The "equal protection of the laws" provided by the Constitution of the United States applies to people, not actions. Laws exist precisely in order to discriminate between different kinds of actions.
When the law permits automobiles to drive on highways but forbids bicycles from doing the same, that is not discrimination against people. A cyclist who gets off his bicycle and gets into a car can drive on the highway just like anyone else.
In a free society, vast numbers of things are neither forbidden nor facilitated. They are considered to be none of the law’s business.
Homosexuals were on their strongest ground when they said that the law had no business interfering with relations between consenting adults. Now they want the law to put a seal of approval on their behavior. But no one is entitled to anyone else’s approval.
Why is marriage considered to be any of the law’s business in the first place? Because the state asserts an interest in the outcomes of certain unions, separate from and independent of the interests of the parties themselves.
In the absence of the institution of marriage, the individuals could arrange their relationship whatever way they wanted to, making it temporary or permanent, and sharing their worldly belongings in whatever way they chose.
Marriage means that the government steps in, limiting or even prescribing various aspects of their relations with each other — and still more their relationship with whatever children may result from their union.
In other words, marriage imposes legal restrictions, taking away rights that individuals might otherwise have. Yet "gay marriage" advocates depict marriage as an expansion of rights to which they are entitled.
They argue against a "ban on gay marriage" but marriage has for centuries meant a union of a man and a woman. There is no gay marriage to ban.

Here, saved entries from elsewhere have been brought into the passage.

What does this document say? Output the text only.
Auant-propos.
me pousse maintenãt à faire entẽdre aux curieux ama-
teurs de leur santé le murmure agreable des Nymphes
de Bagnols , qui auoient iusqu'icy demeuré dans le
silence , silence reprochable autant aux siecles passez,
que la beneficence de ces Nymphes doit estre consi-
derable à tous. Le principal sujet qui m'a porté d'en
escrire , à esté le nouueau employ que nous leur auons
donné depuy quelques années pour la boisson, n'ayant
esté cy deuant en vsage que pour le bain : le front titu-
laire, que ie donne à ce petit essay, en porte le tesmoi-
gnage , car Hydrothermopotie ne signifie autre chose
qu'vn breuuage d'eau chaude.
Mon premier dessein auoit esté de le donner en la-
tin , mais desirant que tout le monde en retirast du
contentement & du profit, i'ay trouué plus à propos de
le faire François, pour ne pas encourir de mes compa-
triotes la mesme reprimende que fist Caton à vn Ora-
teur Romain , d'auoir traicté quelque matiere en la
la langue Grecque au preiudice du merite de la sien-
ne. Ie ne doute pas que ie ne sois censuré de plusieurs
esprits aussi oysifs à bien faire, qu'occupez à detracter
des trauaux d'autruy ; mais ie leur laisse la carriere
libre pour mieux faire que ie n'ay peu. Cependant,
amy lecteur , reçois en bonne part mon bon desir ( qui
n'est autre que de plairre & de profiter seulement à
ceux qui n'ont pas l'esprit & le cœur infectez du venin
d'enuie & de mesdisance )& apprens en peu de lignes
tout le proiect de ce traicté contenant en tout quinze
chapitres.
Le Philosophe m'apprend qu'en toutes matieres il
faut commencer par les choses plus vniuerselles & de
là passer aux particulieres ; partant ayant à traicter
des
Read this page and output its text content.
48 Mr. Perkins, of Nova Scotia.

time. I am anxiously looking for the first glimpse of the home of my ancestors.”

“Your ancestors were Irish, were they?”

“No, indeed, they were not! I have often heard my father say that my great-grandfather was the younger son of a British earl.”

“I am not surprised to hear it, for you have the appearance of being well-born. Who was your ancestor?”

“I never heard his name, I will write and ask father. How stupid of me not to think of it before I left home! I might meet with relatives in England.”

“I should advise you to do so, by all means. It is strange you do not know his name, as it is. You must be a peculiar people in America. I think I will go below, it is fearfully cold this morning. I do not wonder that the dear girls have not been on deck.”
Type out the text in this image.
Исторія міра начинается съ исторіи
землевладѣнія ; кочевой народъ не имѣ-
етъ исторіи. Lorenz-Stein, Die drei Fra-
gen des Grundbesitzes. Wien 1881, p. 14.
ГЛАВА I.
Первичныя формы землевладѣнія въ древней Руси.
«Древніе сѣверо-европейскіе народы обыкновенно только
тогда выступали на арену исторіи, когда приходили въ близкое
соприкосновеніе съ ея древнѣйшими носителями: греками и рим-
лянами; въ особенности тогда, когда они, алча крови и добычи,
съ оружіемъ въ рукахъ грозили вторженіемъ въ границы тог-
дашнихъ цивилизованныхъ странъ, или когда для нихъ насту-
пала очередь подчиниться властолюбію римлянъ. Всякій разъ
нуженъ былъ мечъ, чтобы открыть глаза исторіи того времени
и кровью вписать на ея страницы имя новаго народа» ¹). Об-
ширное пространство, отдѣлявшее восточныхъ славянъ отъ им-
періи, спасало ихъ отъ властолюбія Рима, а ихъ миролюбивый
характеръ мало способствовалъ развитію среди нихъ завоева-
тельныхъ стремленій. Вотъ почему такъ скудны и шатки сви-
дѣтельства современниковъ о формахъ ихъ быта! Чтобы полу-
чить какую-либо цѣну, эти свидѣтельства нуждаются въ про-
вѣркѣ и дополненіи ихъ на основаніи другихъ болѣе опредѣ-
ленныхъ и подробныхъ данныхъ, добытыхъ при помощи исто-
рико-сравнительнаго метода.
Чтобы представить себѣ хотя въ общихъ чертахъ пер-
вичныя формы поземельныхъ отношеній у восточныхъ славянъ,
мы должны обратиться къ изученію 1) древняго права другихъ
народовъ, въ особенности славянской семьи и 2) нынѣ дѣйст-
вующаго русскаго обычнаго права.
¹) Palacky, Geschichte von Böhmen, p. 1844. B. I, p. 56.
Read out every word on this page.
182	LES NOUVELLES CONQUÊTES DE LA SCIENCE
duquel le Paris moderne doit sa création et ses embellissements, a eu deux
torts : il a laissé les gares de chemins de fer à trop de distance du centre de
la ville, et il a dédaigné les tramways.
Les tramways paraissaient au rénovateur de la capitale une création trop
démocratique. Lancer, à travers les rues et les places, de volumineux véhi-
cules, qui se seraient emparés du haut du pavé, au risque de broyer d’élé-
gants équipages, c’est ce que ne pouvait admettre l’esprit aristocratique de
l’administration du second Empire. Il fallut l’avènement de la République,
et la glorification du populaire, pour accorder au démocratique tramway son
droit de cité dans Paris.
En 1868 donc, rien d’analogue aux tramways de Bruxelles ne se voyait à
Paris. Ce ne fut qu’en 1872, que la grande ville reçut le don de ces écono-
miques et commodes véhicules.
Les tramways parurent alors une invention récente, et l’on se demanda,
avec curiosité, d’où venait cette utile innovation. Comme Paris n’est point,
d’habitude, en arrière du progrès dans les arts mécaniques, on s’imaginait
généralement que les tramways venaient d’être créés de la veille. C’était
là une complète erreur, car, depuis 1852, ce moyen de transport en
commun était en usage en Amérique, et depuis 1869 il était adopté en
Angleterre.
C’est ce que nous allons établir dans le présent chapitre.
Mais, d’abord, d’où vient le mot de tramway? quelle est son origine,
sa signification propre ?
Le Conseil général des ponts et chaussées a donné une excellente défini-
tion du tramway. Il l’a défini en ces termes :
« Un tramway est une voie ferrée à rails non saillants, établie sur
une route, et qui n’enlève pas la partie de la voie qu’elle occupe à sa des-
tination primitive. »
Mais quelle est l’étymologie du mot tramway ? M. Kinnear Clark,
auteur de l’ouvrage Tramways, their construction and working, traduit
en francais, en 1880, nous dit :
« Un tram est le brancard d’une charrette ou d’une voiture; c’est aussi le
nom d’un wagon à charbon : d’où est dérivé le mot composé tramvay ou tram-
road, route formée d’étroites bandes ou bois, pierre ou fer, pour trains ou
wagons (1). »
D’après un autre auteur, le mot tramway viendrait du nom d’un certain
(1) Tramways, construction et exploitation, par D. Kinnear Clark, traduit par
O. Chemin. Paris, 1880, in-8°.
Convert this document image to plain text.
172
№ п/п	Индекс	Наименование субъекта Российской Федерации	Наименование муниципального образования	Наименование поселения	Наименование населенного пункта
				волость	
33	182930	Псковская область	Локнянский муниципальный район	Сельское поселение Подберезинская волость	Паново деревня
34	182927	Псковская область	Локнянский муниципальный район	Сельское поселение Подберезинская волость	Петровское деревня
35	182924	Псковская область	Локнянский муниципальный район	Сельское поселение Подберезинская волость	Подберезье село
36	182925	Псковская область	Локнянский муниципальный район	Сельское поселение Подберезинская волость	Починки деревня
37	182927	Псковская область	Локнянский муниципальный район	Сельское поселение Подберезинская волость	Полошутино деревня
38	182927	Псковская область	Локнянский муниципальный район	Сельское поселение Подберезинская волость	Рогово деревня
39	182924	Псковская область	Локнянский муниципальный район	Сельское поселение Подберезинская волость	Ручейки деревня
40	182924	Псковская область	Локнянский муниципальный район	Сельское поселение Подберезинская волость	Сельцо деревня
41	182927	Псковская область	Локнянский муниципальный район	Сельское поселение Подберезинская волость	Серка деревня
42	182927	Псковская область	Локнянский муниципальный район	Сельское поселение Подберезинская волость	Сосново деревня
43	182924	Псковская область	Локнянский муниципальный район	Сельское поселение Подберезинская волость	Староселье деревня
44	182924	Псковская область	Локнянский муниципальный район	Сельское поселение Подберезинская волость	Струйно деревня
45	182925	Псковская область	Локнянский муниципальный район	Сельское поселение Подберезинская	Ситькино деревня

Analogies with bans against interracial marriage are bogus. Race is not part of the definition of marriage. A ban on interracial marriage is a ban on the same actions otherwise permitted because of the race of the particular people involved. It is a discrimination against people, not actions.
Justice Oliver Wendell Holmes said that the life of the law has not been logic but experience. Vast numbers of laws have accumulated and evolved over the centuries, based on experience with male-female unions.
There is no reason why all those laws should be transferred willy-nilly to a different union, one with no inherent tendency to produce children nor the inherent asymmetries of relationships between people of different sexes.
Despite attempts to evade these asymmetries with such fashionable phrases as "a pregnant couple" or references to "spouses" rather than husbands and wives, these asymmetries take many forms and have many repercussions, which laws attempt to deal with on the basis of experience, rather than theories or rhetoric.
Wives, for example, typically invest in the family by restricting their own workforce participation, if only long enough to take care of small children. Studies show such differences still persisting in this liberated age, and even among women and men with postgraduate degrees from Harvard and Yale.
In the absence of marriage laws, a husband could dump his wife at will and she could lose decades of investment in their relationship. Marriage laws seek to recoup some of that investment for her through alimony when divorce occurs.
Those who think of women and men in the abstract consider it right that ex-husbands should be as entitled to alimony as ex-wives. But what are these ex-husbands being compensated for?
And why should any of this experience apply to same-sex unions, where there are not the same inherent asymmetries nor the same tendency to produce children?